← Back to context

Comment by kccqzy

17 hours ago

There are so many things that I would have done differently.

> We added a keyframes_only flag. We modified the video decoder to check FrameType::Idr. We set GOP to 60 (one keyframe per second at 60fps). We tested.

Why muck around with P-frames and keyframes? Just make your video 1fps.

> Now it’s 10Mbps of blocky garbage that’s still 30 seconds behind.

10 Mbps is way too much. I occasionally watch YouTube videos where someone writes code. I set my quality to 1080p to be comparable with the article and YouTube serves me the video at way less than 1Mbps. I did a quick napkin math for a random coding video and it was 0.6Mbps. It’s not blocky garbage at all.

> I occasionally watch YouTube videos

My experience is that at the same bitrate, real-time hardware encoding is way worse quality than offline CPU encoding (what YouTube does when you upload a video) so you can't compare them directly.

10 Mbps is still crazy high, and the target should still be around 1 Mbps.

This blog post smells of LLM, both in the language style and the muddled explanations / bad technical justifications. I wouldn't be surprised if their code is also vibe coded slop.

  • > I wouldn't be surprised if their code is also vibe coded slop.

    That's my takeaway from this too. I think they tried the first thing the LLM suggested, it didn't work, they asked the LLM to fix it, and ended up with this crap.
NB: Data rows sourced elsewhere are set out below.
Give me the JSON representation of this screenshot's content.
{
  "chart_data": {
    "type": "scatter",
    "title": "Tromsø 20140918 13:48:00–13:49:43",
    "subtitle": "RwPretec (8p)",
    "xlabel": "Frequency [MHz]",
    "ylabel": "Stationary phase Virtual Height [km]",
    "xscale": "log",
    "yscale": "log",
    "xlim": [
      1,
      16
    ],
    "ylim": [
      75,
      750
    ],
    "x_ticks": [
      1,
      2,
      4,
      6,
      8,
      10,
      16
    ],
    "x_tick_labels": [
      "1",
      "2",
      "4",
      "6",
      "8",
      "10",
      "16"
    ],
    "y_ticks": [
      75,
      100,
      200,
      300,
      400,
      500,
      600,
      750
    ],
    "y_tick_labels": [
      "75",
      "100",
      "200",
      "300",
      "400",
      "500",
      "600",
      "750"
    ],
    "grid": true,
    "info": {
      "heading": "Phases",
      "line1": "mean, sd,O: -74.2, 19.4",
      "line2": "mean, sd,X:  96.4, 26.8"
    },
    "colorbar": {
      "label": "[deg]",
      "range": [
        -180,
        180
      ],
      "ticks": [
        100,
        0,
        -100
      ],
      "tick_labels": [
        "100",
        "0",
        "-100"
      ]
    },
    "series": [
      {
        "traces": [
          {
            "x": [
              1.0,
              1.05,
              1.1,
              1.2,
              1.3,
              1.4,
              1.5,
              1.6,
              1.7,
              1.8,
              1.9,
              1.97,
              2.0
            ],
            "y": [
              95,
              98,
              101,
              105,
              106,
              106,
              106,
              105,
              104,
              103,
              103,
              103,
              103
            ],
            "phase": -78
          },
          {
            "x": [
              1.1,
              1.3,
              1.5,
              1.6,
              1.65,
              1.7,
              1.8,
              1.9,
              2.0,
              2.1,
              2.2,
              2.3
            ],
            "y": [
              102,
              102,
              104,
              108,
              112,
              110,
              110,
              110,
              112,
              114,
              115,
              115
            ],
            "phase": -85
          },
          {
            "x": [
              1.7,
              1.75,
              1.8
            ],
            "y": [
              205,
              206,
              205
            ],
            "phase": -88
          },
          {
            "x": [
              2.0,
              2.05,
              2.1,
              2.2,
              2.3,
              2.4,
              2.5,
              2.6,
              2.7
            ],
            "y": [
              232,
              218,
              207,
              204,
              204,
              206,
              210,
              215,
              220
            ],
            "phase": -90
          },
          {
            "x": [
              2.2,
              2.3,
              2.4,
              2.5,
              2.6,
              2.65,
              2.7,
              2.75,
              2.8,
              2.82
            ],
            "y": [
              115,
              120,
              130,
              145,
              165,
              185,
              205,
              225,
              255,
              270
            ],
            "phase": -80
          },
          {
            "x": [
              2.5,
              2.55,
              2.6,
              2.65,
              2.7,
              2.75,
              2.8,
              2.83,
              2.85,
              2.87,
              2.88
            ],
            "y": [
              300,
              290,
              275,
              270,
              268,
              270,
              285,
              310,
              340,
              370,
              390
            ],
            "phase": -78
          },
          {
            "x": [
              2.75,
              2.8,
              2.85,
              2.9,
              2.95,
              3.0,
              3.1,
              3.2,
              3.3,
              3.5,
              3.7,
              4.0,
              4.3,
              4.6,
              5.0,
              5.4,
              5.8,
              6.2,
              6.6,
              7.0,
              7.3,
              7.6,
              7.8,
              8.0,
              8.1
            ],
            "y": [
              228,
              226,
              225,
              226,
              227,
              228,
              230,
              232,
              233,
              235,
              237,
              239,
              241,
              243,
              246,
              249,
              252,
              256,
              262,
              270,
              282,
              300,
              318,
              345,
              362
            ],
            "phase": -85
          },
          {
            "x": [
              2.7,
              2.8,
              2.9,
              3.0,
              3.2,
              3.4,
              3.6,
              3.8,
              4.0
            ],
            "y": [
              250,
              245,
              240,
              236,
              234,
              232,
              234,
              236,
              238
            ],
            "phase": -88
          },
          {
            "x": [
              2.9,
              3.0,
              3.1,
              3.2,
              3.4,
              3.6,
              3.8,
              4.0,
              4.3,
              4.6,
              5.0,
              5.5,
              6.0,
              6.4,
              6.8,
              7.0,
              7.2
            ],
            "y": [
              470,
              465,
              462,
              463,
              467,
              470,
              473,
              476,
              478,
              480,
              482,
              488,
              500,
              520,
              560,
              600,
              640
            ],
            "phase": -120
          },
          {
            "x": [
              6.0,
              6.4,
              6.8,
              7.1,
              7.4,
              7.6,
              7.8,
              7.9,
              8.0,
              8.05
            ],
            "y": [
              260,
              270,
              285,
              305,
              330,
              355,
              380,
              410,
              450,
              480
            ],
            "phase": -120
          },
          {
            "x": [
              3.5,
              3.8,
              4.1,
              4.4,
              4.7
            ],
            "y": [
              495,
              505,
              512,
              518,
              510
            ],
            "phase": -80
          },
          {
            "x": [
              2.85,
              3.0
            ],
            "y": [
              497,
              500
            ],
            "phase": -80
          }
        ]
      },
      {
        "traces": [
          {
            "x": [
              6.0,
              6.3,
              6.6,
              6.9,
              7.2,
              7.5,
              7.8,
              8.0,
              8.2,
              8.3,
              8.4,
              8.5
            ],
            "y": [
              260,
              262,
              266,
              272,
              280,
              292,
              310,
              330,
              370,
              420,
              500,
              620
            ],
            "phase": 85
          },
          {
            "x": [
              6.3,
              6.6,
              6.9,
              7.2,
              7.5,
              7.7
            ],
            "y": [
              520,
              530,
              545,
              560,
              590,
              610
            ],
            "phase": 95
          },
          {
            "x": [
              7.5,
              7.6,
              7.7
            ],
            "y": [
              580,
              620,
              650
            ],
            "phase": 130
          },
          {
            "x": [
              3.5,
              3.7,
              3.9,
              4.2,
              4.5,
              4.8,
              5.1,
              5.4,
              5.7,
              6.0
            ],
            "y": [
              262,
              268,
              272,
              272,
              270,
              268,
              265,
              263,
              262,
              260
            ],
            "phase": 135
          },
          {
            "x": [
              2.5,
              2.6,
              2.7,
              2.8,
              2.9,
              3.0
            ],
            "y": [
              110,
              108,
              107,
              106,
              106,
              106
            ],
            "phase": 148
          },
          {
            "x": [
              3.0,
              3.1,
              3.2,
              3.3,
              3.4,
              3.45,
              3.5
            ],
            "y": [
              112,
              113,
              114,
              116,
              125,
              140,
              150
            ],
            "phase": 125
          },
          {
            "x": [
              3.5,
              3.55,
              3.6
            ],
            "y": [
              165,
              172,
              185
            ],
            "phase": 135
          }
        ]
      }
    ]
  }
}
They never tried to really understand the problems they were facing.

    Video is really fiddly. You have all sorts of parameters to fiddle with. If you don't dig into that and figure out what tradeoffs you need to make, you'll easily end up in the position where checks notes you think you need 40Mbps for 1080p video and 10Mbps is just too shitty.

    There's various points in the article where they talk about having 30 seconds of latency. Whatever's causing this, this is a solved problem. We all have experience dealing with video teleconferencing, this isn't anything new, it's nothing special, they're just doing it wrong. They say it doesn't work because of corporate network policy, but we all use Teams or Slack.

    I think you're right. They just did a bunch of LLM slop and decided to just send it. At no point did they understand any of their problems any deeper than the LLM tried to understand the problem.

Setting to 1 FPS might not be enough. GOP or P frame setting needs to be adjusted to make every frame keyframe.

  • Why would you do that?

    Nearly-static content is where you want even fewer keyframes than usual. In a situation like this you need them when the connection is interrupted and you reset things, and not much of anywhere else.

One man's not-blocky-garbage is another's insufferable hell. Even at 4k I find YouTube quality to be just awful with artefacts everywhere.